I receive a lot of criticism because of my wayward ways.
Other young professionals don't get why I never made it my mission to flourish
in a career as a writer at a national publication, instead choosing to become a
blogger. It often elicits a shocked response
when I reveal that I am a black woman who is an atheist. And even I don't
understand how I can claim to be bisexual, yet I never date and am afraid of
It may seem I am intentionally trying to go against the
grain, but that is not true. I happen to have developed my tastes and beliefs
over time, like a sculptor chipping away at rock to reveal its magnificence. I
bet you can guess based on my aforementioned personality traits that I am not
much of a mom-ly mom. But that doesn't mean I'm not a good mom.

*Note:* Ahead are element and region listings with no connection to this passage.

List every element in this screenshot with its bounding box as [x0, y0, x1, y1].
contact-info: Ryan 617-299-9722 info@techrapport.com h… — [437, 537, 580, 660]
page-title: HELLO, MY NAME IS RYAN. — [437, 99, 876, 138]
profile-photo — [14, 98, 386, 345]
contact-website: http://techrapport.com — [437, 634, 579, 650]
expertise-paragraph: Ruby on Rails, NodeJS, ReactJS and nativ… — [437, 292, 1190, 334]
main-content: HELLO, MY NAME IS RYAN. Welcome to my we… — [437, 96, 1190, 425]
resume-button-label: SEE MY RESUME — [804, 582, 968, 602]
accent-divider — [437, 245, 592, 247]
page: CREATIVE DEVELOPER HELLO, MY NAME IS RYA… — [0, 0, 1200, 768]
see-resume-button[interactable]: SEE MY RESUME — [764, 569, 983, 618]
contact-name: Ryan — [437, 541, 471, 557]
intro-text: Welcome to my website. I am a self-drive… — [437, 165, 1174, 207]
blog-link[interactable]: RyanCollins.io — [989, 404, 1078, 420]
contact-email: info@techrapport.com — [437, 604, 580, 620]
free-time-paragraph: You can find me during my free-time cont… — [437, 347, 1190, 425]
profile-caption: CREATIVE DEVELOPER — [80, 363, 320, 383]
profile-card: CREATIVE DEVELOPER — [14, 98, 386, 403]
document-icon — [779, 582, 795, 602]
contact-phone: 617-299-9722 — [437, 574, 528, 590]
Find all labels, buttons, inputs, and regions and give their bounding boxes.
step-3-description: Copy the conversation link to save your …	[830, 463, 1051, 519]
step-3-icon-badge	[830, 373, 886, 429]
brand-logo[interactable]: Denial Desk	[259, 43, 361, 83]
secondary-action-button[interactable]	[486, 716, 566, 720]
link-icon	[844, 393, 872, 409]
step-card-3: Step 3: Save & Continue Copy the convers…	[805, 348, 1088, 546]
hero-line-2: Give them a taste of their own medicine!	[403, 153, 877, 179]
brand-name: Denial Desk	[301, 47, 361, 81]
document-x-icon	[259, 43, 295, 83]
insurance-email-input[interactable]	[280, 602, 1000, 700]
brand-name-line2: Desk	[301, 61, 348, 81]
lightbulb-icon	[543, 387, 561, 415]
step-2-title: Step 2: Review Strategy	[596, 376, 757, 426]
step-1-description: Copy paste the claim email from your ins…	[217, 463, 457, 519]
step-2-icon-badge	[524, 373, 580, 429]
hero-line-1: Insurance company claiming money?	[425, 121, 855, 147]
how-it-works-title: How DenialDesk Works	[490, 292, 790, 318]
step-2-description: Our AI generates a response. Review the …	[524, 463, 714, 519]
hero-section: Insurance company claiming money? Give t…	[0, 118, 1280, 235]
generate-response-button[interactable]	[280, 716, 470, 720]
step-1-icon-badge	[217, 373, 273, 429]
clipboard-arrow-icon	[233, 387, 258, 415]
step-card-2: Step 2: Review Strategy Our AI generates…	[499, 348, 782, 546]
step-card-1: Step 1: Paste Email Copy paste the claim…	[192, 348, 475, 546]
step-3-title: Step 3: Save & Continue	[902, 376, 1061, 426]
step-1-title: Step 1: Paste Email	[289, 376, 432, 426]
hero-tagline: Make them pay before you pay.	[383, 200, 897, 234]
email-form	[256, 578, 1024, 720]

Here's where I may differ from the moms you meet on the playground:
I live nearly 3,000
miles away from my children.
My two sons live with their father in Florida, and my career
as a blogger and women's empowerment teacher has led me to the West Coast.
I don't fit in with
the ladies at the bake sales.
I don't cook or clean. I hate them both. I don't belong in
the kitchen, and the Chatty Cathys at bake sales bore me.
I hate play dates and
attending kid parties.
I hated it when my kids wanted to go play with the neighbors
and I had to go with them. I don't do small talk, and I am not about to reveal
my life story for your amusement when I get paid to write it. I don't yearn to engage with other moms.
When I hang out with my sons in a public place, I tease them
by checking out women and rating their beauty.
I'm single and not
interested in being married.
There will be no "Uncles" or "Aunties" marching in and out of my sons' lives. The one
time I brought up the possibility of me getting married one day, my younger son
raised his fist and said, "Finally!" I then gave him a stern look and assured
him, "I'm not obligated, so I won't do it if I don't want to."